Таким образом, из всех моделей светского государства, предложенных И. В. Понкиным, очевидное сходство с современной ситуацией в российском формальном и неформальном праве имеет идентификационная модель, при которой оказывается вполне допустимой позиция выделения религиозных объединений, отражающих гражданскую, национальную, культурную идентичность большинства граждан. Если в преференциальной модели (светского государства) глава государства может быть одновременно и главой религиозной организации, то в идентификационной модели это недопустимо, что соответствует российским реалиям. Тем не менее государственная власть, особенно в лице органов местного самоуправления в тех регионах, которые исторически имели прочные связи с культурно-религиозными традициями при формировании светских принципов жизненного уклада коренного населения, вошедшего в состав титульного народа, как, например, Татарстан, Адыгея,
Бурятия, Башкортостан, Дагестан, Ингушетия, КБР, КЧР и т. д., вполне оправданно и не нарушая светских основ государственности, может выражать свою принадлежность к соответствующей религии.
Особая роль религии в становлении и развитии национально-культурной идентичности граждан, обусловленная распространением в России идентификационной модели светских принципов государственности, нашла отражение и в преамбуле Федерального закона «О свободе совести и о религиозных объединениях».
Что же тогда в реальной ситуации вызывает обеспокоенность «клерикализацией» власти?
Анализируя доклад С. А. Бурьянова о состоянии свободы совести в Российской Федерации к 2011 г., можно выявить тенденциозность заключений относительно понимания специфики и угроз клерикализации российской власти, под которой понимается установление паритетных отношений Кремля с Русской православной церковью. В частности, С. А. Бурьянов пишет: «В современной России нарушение конституционного принципа светскости государства носит системный характер и проявляет себя в форме клерикальной идеологизации органов власти и государственного управления, силовых структур, государственной (и муниципальной) системы образования. Клерикальная идеологизация государства - нарушение мировоззренческого нейтралитета, выражающиеся в сращивании институтов государства с религиозными организациями, доктринальные установки которых используются в качестве государственной идеологии» [4]. В недавнем выступлении этот же автор уточняет, что «участие государственных служащих в церковных мероприятиях и религиозных лидеров в инаугурации Президента России В. В. Путина стало еще одним из ярких проявлений противоправных отношений государства и религиозных объединений в современной России» [5]. Столь категоричный вывод не выдерживает критики.

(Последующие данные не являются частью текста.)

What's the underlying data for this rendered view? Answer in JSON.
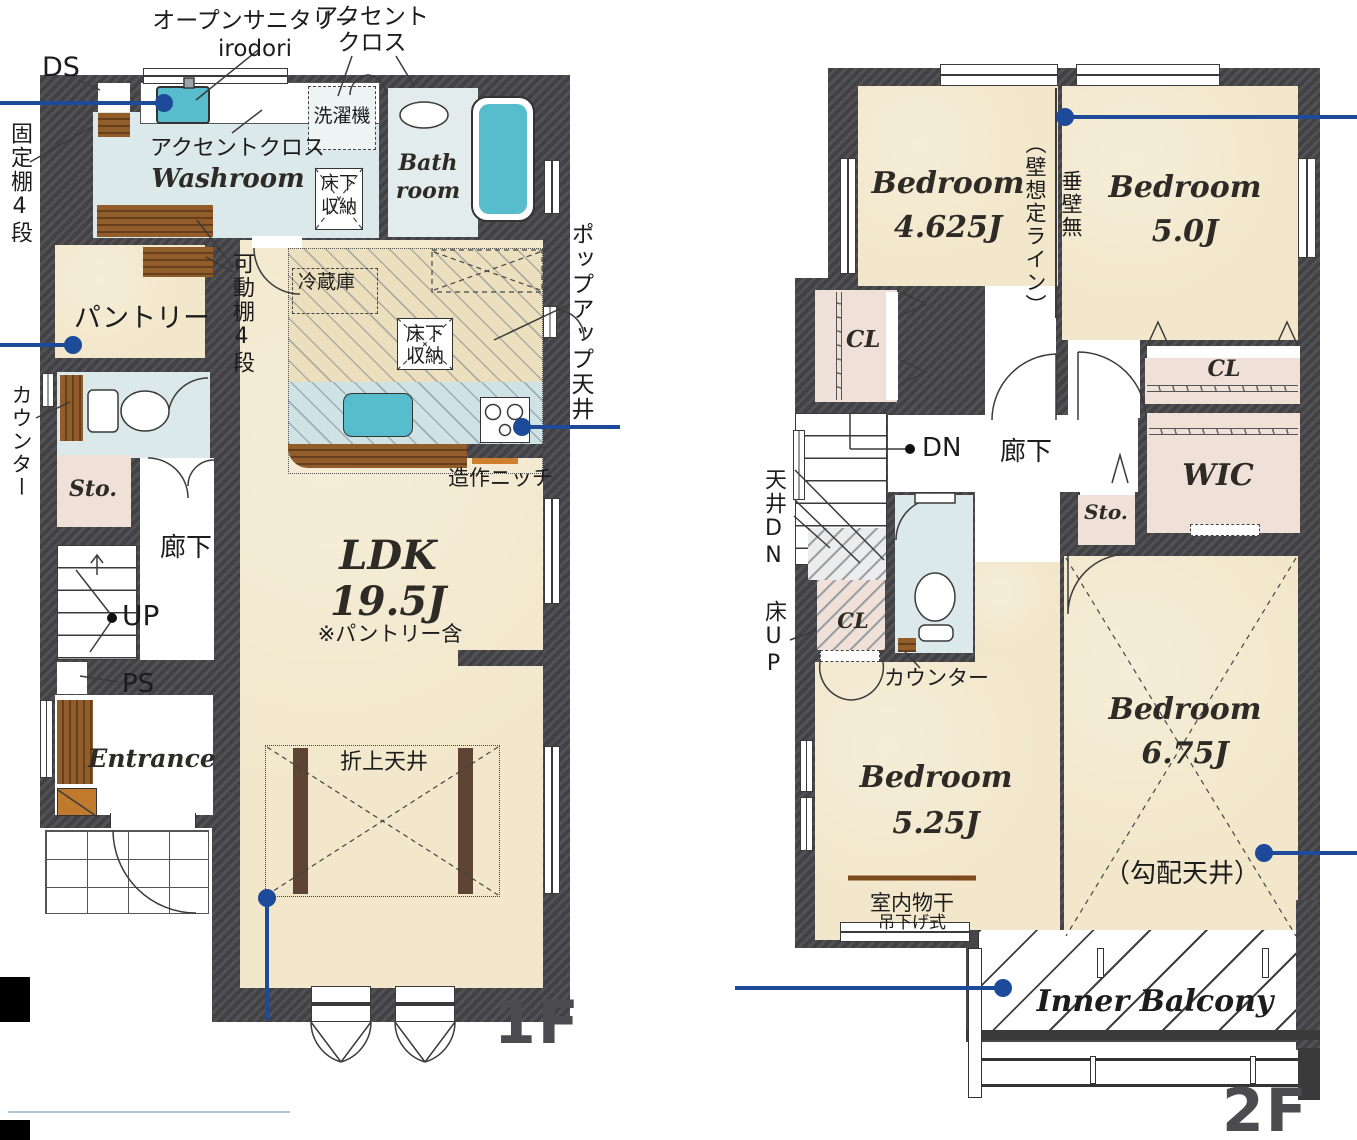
{
  "meta": {
    "type": "floor-plan",
    "floors": [
      "1F",
      "2F"
    ]
  },
  "colors": {
    "wall": "#47474b",
    "floor_beige": "#f2e7cb",
    "floor_water": "#dce9ea",
    "floor_pink": "#efe1d8",
    "accent_teal": "#57bccb",
    "wood": "#925d2b",
    "callout_blue": "#1e4b99",
    "floor_label_gray": "#4c4c50"
  },
  "f1": {
    "floor": "1F",
    "ds": "DS",
    "os1": "オープンサニタリー",
    "os2": "irodori",
    "ac1": "アクセント",
    "ac2": "クロス",
    "acw": "アクセントクロス",
    "fixed": "固定棚4段",
    "movable": "可動棚4段",
    "washroom": "Washroom",
    "washer": "洗濯機",
    "bath1": "Bath",
    "bath2": "room",
    "ufsa1": "床下",
    "ufsa2": "収納",
    "ufsb1": "床下",
    "ufsb2": "収納",
    "pantry": "パントリー",
    "fridge": "冷蔵庫",
    "popup": "ポップアップ天井",
    "counter": "カウンター",
    "sto": "Sto.",
    "hall": "廊下",
    "up": "UP",
    "ps": "PS",
    "entrance": "Entrance",
    "ldk": "LDK",
    "ldk_size": "19.5J",
    "ldk_note": "※パントリー含",
    "niche": "造作ニッチ",
    "coffered": "折上天井"
  },
  "f2": {
    "floor": "2F",
    "b1": "Bedroom",
    "b1s": "4.625J",
    "b2": "Bedroom",
    "b2s": "5.0J",
    "b3": "Bedroom",
    "b3s": "5.25J",
    "b4": "Bedroom",
    "b4s": "6.75J",
    "wall_line": "（壁想定ライン）",
    "tare": "垂壁無",
    "cl1": "CL",
    "cl2": "CL",
    "cl3": "CL",
    "wic": "WIC",
    "sto": "Sto.",
    "hall": "廊下",
    "dn": "DN",
    "tenjo": "天井DN",
    "yuka": "床UP",
    "counter": "カウンター",
    "drying": "室内物干",
    "hanging": "吊下げ式",
    "slope": "（勾配天井）",
    "balcony": "Inner Balcony"
  }
}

Во-первых, в сравнении с инаугурацией главы государства США, Президент России не приносит присяги, возложив руку на Библию. Данный факт почему-то не вызывает опасений в угрозе светских основ американского государства.
Во-вторых, участие религиозных лидеров, причем не только РПЦ МП, но и других деноминаций христианского и нехристианского толка, в различных мероприятиях, проводимых официальной властью, рассматривается как раз в свете развития гражданского общества, которое в принципе толерантно к любым формам проявления свободы мировоззрения и убеждений.

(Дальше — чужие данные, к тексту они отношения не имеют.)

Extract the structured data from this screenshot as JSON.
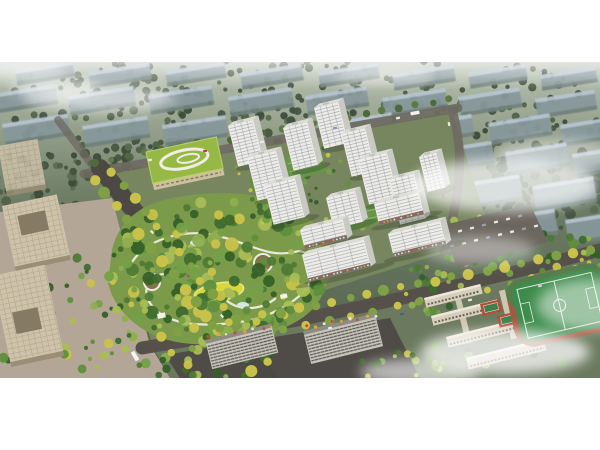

В-третьих, присутствие представителей местных органов власти в ряде национальных субъектов Федерации на религиозных мероприятиях, а также установление праздничных дат в этих регионах на основе сложившихся религиозных традиций, как правило, не попадает в риторическое поле аналогичных правозащитных речей. Критика направлена исключительно на первых лиц государства, включая их ближайшее окружение, что подается в качестве общей позиции всей государственной власти. Такое обобщение, безусловно, недопустимо.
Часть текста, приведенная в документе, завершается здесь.